ラヴレス









こちらを睨み付けてくる「チイネェ」を前に、このまま終わらせてなるものか、とキアランが口を開いた――時だった。




「ちい姉!てんしをおこっちゃダメ!」

キアランと「チイネェ」。
ふたりの中間に居たみさとが叫んだ。

具合が悪いのに、と、大人が慌てるほどの大声である。

これにはキアランも「チイネェ」も慌てた。



「…てんしはわるくないもん」

先程、「チイネェ」にこっぴどく叱られたせいで浮かんだ涙をとうとう頬へ流したみさとが、えずきながら必死に訴えかけてくる。



「てんしはわるくないぃいい」

要領は得ないが、みさとは必死だった。

その意地らしさに感化された「チイネェ」の怒りの炎が、みさとの涙によってじわじわと沈下してゆく。



「…ごめん、みさと。

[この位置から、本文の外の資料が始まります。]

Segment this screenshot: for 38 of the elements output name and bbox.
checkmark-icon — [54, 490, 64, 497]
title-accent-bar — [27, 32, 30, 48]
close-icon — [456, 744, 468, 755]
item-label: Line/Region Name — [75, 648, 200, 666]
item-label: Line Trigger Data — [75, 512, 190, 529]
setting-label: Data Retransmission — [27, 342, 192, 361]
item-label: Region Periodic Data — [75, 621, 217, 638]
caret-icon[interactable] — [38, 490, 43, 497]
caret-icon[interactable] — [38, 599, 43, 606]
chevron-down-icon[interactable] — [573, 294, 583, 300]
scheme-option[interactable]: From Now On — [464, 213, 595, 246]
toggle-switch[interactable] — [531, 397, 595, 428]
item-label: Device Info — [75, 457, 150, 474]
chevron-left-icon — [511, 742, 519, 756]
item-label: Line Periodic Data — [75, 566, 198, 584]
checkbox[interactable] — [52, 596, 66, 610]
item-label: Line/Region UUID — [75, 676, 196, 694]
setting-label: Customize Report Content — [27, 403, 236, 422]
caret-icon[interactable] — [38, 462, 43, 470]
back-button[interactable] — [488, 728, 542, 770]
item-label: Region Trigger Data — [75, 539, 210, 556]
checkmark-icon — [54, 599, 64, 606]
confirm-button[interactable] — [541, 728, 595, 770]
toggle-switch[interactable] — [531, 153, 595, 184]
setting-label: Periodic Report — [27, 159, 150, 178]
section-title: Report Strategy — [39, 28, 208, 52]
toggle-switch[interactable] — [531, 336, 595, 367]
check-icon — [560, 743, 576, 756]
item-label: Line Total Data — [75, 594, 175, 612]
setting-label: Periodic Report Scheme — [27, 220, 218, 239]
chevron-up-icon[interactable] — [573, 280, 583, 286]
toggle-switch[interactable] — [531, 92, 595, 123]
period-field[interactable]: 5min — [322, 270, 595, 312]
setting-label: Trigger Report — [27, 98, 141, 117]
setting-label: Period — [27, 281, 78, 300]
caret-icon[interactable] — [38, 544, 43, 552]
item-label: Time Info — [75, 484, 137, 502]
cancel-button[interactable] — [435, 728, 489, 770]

ちぃ姉が悪かった」

そして、素直にそう謝った。

困ったように眉尻を下げて、抱き上げているみさとの額に自分の頬を擦り寄せる。

まるで猫の親子が慰めあうような仕種で。

キアランはそれを眺めながら、ふたりが全く似ていないことに気がついた。

てっきり、みさとの実姉かと思い込んでいたがどうやら違うらしい。